Doux rêves à toi femme du monde,

Je m’appelle Anouchka. Je n’ai pas choisi mon prénom bien sur, ce sont mes parents qui l’ont choisi pour moi, mais si j’avais eu le choix, Anouchka aurait été parmi mes favoris.

Je suis une petite fille âgée de 27 ans, si l’on s’en tient à ce qui a été déterminé comme étant une mesure de temps et donc d’heures, de mois, d’années etc.

Je dis, une petite fille car si je ne peux rien faire aux années qui passent et me définissent comme une « adulte » de 27 ans, je peux cependant faire d’être et devenir toujours plus jeune d’esprit.

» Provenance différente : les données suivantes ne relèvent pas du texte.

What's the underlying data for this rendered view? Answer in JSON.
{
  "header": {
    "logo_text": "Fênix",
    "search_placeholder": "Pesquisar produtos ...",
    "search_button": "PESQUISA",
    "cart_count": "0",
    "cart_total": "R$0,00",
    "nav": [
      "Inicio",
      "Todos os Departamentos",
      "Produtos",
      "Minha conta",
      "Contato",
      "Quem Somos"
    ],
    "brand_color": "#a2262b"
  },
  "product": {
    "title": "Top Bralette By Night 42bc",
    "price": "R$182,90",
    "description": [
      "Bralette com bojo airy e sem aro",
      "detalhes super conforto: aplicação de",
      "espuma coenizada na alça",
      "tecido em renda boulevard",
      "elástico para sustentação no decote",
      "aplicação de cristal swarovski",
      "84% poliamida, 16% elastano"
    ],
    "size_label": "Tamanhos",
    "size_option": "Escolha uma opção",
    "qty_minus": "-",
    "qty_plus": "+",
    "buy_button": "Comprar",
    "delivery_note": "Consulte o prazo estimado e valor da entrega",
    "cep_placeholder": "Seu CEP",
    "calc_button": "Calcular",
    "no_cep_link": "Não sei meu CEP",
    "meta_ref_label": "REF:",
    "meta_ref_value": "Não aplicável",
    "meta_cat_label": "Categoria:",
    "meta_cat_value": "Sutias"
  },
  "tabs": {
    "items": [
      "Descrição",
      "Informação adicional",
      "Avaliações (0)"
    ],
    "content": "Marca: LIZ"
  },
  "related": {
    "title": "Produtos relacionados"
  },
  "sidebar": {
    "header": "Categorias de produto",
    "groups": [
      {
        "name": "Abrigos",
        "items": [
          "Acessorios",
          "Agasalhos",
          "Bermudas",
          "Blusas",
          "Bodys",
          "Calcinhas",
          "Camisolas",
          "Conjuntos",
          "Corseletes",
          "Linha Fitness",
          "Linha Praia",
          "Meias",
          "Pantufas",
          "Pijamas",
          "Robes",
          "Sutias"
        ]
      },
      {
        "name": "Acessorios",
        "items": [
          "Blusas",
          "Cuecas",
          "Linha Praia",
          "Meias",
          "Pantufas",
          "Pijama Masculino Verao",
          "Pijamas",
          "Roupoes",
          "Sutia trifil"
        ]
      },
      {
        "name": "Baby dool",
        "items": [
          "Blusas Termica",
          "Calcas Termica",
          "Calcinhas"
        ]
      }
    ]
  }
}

Je suis persuadée que si l’on devait donner l’âge des gens, non par le temps qui passe mais par leur capacité à s’émerveiller de la vie et de sa beauté, de leur ouverture d’esprit, de leur folie, de leur pureté et sagesse mélangée… alors je crains que plusieurs « jeunes » de nos jours se retrouvent dans la catégorie des vieux et que plusieurs « vieux » se retrouvent dans la catégorie des jeunes.

Enfin, tout ca pour vous dire que je m’appelle Anouchka et que j’ai 27 ans J

Je suis née en France, pas que j’en suis fière, car d’ailleurs comment être fière d’un pays oú l’on nait ?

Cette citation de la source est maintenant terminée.